As the year wraps up, the industry feels both more mature and more unsettled. AI is no longer “emerging.” Engineering leadership models are being re-examined. And teams everywhere are figuring out how to build systems that scale without losing their soul.
This month: a sharp look at the real job of a CTO, how engineering managers navigate the “pendulum,” and why prompting LLMs for five answers might be better than one.
Plus: Google’s lightning-fast image model, McKinsey’s State of AI 2025, an inside view of how M&S builds tech for millions — and a new Counter case study from East Midlands Airport.
Here’s December… Curated.
So… What Is a CTO?
Cory House offers one of the clearest breakdowns of what a modern CTO actually does — and what they should stop doing.
Less solution architecture.
More organisational clarity, technical strategy, and ruthless focus on leverage.
It’s a concise, grounded read, and pairs well with Majors’ take on the engineer–manager pendulum below.
The Engineer–Manager Pendulum
Charity Majors’ now-classic piece remains as relevant as ever. It reframes career progression not as a linear path but as a pendulum swinging between IC and management work — each informing the other.
Those who swing with intention tend to build healthier engineering cultures: more empathy, more psychological safety, and fewer brittle hierarchies.
Five Responses Are Better Than One
A new arXiv paper suggests a simple but powerful prompt pattern:
Ask an LLM for five responses — and probabilities for each.
The result?
Greater answer diversity without degrading quality.
It’s a small tweak, but it signals a broader shift toward steering models rather than relying on a single “best” output. Expect to see more structured prompting like this in 2026.
State of AI 2025
McKinsey’s annual report paints a picture of an industry in transition. Adoption is up. Expectations are higher. But many organisations have hit what McKinsey calls the “post-pilot plateau.”

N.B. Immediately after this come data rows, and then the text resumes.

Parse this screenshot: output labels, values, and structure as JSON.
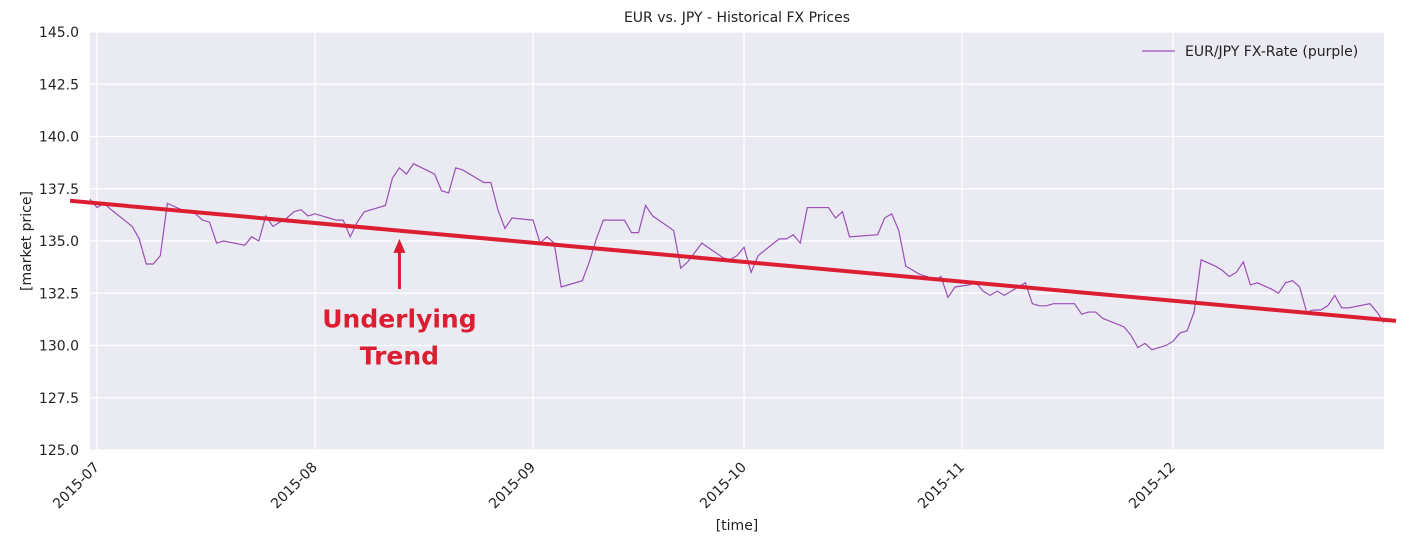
{
  "chart_data": {
    "type": "line",
    "title": "EUR vs. JPY - Historical FX Prices",
    "xlabel": "[time]",
    "ylabel": "[market price]",
    "xlim": [
      "2015-06-30",
      "2015-12-31"
    ],
    "ylim": [
      125.0,
      145.0
    ],
    "yticks": [
      125.0,
      127.5,
      130.0,
      132.5,
      135.0,
      137.5,
      140.0,
      142.5,
      145.0
    ],
    "ytick_labels": [
      "125.0",
      "127.5",
      "130.0",
      "132.5",
      "135.0",
      "137.5",
      "140.0",
      "142.5",
      "145.0"
    ],
    "xticks": [
      "2015-07-01",
      "2015-08-01",
      "2015-09-01",
      "2015-10-01",
      "2015-11-01",
      "2015-12-01"
    ],
    "xtick_labels": [
      "2015-07",
      "2015-08",
      "2015-09",
      "2015-10",
      "2015-11",
      "2015-12"
    ],
    "grid": true,
    "legend_position": "top-right",
    "colors": {
      "series": "#9b4fb6",
      "trend": "#dc1e32",
      "plot_bg": "#eaeaf2",
      "grid": "#ffffff"
    },
    "series": [
      {
        "name": "EUR/JPY FX-Rate (purple)",
        "points": [
          [
            "2015-06-30",
            137.0
          ],
          [
            "2015-07-01",
            136.6
          ],
          [
            "2015-07-02",
            136.8
          ],
          [
            "2015-07-03",
            136.5
          ],
          [
            "2015-07-06",
            135.7
          ],
          [
            "2015-07-07",
            135.1
          ],
          [
            "2015-07-08",
            133.9
          ],
          [
            "2015-07-09",
            133.9
          ],
          [
            "2015-07-10",
            134.3
          ],
          [
            "2015-07-11",
            136.8
          ],
          [
            "2015-07-13",
            136.5
          ],
          [
            "2015-07-14",
            136.4
          ],
          [
            "2015-07-15",
            136.3
          ],
          [
            "2015-07-16",
            136.0
          ],
          [
            "2015-07-17",
            135.9
          ],
          [
            "2015-07-18",
            134.9
          ],
          [
            "2015-07-19",
            135.0
          ],
          [
            "2015-07-22",
            134.8
          ],
          [
            "2015-07-23",
            135.2
          ],
          [
            "2015-07-24",
            135.0
          ],
          [
            "2015-07-25",
            136.2
          ],
          [
            "2015-07-26",
            135.7
          ],
          [
            "2015-07-27",
            135.9
          ],
          [
            "2015-07-28",
            136.1
          ],
          [
            "2015-07-29",
            136.4
          ],
          [
            "2015-07-30",
            136.5
          ],
          [
            "2015-07-31",
            136.2
          ],
          [
            "2015-08-01",
            136.3
          ],
          [
            "2015-08-02",
            136.2
          ],
          [
            "2015-08-03",
            136.1
          ],
          [
            "2015-08-04",
            136.0
          ],
          [
            "2015-08-05",
            136.0
          ],
          [
            "2015-08-06",
            135.2
          ],
          [
            "2015-08-07",
            135.9
          ],
          [
            "2015-08-08",
            136.4
          ],
          [
            "2015-08-11",
            136.7
          ],
          [
            "2015-08-12",
            138.0
          ],
          [
            "2015-08-13",
            138.5
          ],
          [
            "2015-08-14",
            138.2
          ],
          [
            "2015-08-15",
            138.7
          ],
          [
            "2015-08-18",
            138.2
          ],
          [
            "2015-08-19",
            137.4
          ],
          [
            "2015-08-20",
            137.3
          ],
          [
            "2015-08-21",
            138.5
          ],
          [
            "2015-08-22",
            138.4
          ],
          [
            "2015-08-25",
            137.8
          ],
          [
            "2015-08-26",
            137.8
          ],
          [
            "2015-08-27",
            136.5
          ],
          [
            "2015-08-28",
            135.6
          ],
          [
            "2015-08-29",
            136.1
          ],
          [
            "2015-09-01",
            136.0
          ],
          [
            "2015-09-02",
            134.9
          ],
          [
            "2015-09-03",
            135.2
          ],
          [
            "2015-09-04",
            134.9
          ],
          [
            "2015-09-05",
            132.8
          ],
          [
            "2015-09-08",
            133.1
          ],
          [
            "2015-09-09",
            134.0
          ],
          [
            "2015-09-10",
            135.1
          ],
          [
            "2015-09-11",
            136.0
          ],
          [
            "2015-09-14",
            136.0
          ],
          [
            "2015-09-15",
            135.4
          ],
          [
            "2015-09-16",
            135.4
          ],
          [
            "2015-09-17",
            136.7
          ],
          [
            "2015-09-18",
            136.2
          ],
          [
            "2015-09-21",
            135.5
          ],
          [
            "2015-09-22",
            133.7
          ],
          [
            "2015-09-23",
            134.0
          ],
          [
            "2015-09-25",
            134.9
          ],
          [
            "2015-09-28",
            134.2
          ],
          [
            "2015-09-29",
            134.1
          ],
          [
            "2015-09-30",
            134.3
          ],
          [
            "2015-10-01",
            134.7
          ],
          [
            "2015-10-02",
            133.5
          ],
          [
            "2015-10-03",
            134.3
          ],
          [
            "2015-10-06",
            135.1
          ],
          [
            "2015-10-07",
            135.1
          ],
          [
            "2015-10-08",
            135.3
          ],
          [
            "2015-10-09",
            134.9
          ],
          [
            "2015-10-10",
            136.6
          ],
          [
            "2015-10-13",
            136.6
          ],
          [
            "2015-10-14",
            136.1
          ],
          [
            "2015-10-15",
            136.4
          ],
          [
            "2015-10-16",
            135.2
          ],
          [
            "2015-10-20",
            135.3
          ],
          [
            "2015-10-21",
            136.1
          ],
          [
            "2015-10-22",
            136.3
          ],
          [
            "2015-10-23",
            135.5
          ],
          [
            "2015-10-24",
            133.8
          ],
          [
            "2015-10-26",
            133.4
          ],
          [
            "2015-10-27",
            133.3
          ],
          [
            "2015-10-28",
            133.1
          ],
          [
            "2015-10-29",
            133.3
          ],
          [
            "2015-10-30",
            132.3
          ],
          [
            "2015-10-31",
            132.8
          ],
          [
            "2015-11-02",
            132.9
          ],
          [
            "2015-11-03",
            133.0
          ],
          [
            "2015-11-04",
            132.6
          ],
          [
            "2015-11-05",
            132.4
          ],
          [
            "2015-11-06",
            132.6
          ],
          [
            "2015-11-07",
            132.4
          ],
          [
            "2015-11-09",
            132.8
          ],
          [
            "2015-11-10",
            133.0
          ],
          [
            "2015-11-11",
            132.0
          ],
          [
            "2015-11-12",
            131.9
          ],
          [
            "2015-11-13",
            131.9
          ],
          [
            "2015-11-14",
            132.0
          ],
          [
            "2015-11-17",
            132.0
          ],
          [
            "2015-11-18",
            131.5
          ],
          [
            "2015-11-19",
            131.6
          ],
          [
            "2015-11-20",
            131.6
          ],
          [
            "2015-11-21",
            131.3
          ],
          [
            "2015-11-24",
            130.9
          ],
          [
            "2015-11-25",
            130.5
          ],
          [
            "2015-11-26",
            129.9
          ],
          [
            "2015-11-27",
            130.1
          ],
          [
            "2015-11-28",
            129.8
          ],
          [
            "2015-11-30",
            130.0
          ],
          [
            "2015-12-01",
            130.2
          ],
          [
            "2015-12-02",
            130.6
          ],
          [
            "2015-12-03",
            130.7
          ],
          [
            "2015-12-04",
            131.6
          ],
          [
            "2015-12-05",
            134.1
          ],
          [
            "2015-12-07",
            133.8
          ],
          [
            "2015-12-08",
            133.6
          ],
          [
            "2015-12-09",
            133.3
          ],
          [
            "2015-12-10",
            133.5
          ],
          [
            "2015-12-11",
            134.0
          ],
          [
            "2015-12-12",
            132.9
          ],
          [
            "2015-12-13",
            133.0
          ],
          [
            "2015-12-15",
            132.7
          ],
          [
            "2015-12-16",
            132.5
          ],
          [
            "2015-12-17",
            133.0
          ],
          [
            "2015-12-18",
            133.1
          ],
          [
            "2015-12-19",
            132.8
          ],
          [
            "2015-12-20",
            131.6
          ],
          [
            "2015-12-21",
            131.7
          ],
          [
            "2015-12-22",
            131.7
          ],
          [
            "2015-12-23",
            131.9
          ],
          [
            "2015-12-24",
            132.4
          ],
          [
            "2015-12-25",
            131.8
          ],
          [
            "2015-12-26",
            131.8
          ],
          [
            "2015-12-29",
            132.0
          ],
          [
            "2015-12-30",
            131.6
          ],
          [
            "2015-12-31",
            131.1
          ]
        ]
      }
    ],
    "trend_line": {
      "start": [
        "2015-06-30",
        136.9
      ],
      "end": [
        "2015-12-31",
        131.2
      ]
    },
    "annotation": {
      "lines": [
        "Underlying",
        "Trend"
      ],
      "arrow_target": [
        "2015-08-13",
        135.1
      ],
      "arrow_from": [
        "2015-08-13",
        132.7
      ],
      "text_at": [
        "2015-08-13",
        131.3
      ]
    }
  }
}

AI isn’t experimental anymore — but integrating it into real workflows, governance structures, and operating models is where most teams are struggling.
Useful reading for any leader separating aspiration from actual capability.
How M&S Builds Tech for Millions
Hackajob’s recent deep dive shows how Marks & Spencer builds the systems that quietly handle huge scale and seasonal surges.
The takeaway: modern retail engineering is less about flashy interfaces and more about reliability, iteration, and deep empathy for how customers actually shop.
A refreshing, real-world look at impact over novelty.
Nano-Fast Image Generation
Google introduced Nano Banana Pro — a compact, hyper-optimised model capable of generating images at near-instant speeds.
It’s tailored for consumer devices rather than data centres, hinting at a future where high-quality image creation is native, offline, and almost frictionless.
One to watch as edge-AI moves from novelty to expectation.
Case Study: East Midlands Airport
Counter partnered with East Midlands Airport to accelerate their digital transformation — modernising legacy processes, improving operational visibility, and giving teams clearer, real-time data to work with.
It’s a practical example of how targeted engineering can reshape how an entire operation runs day to day.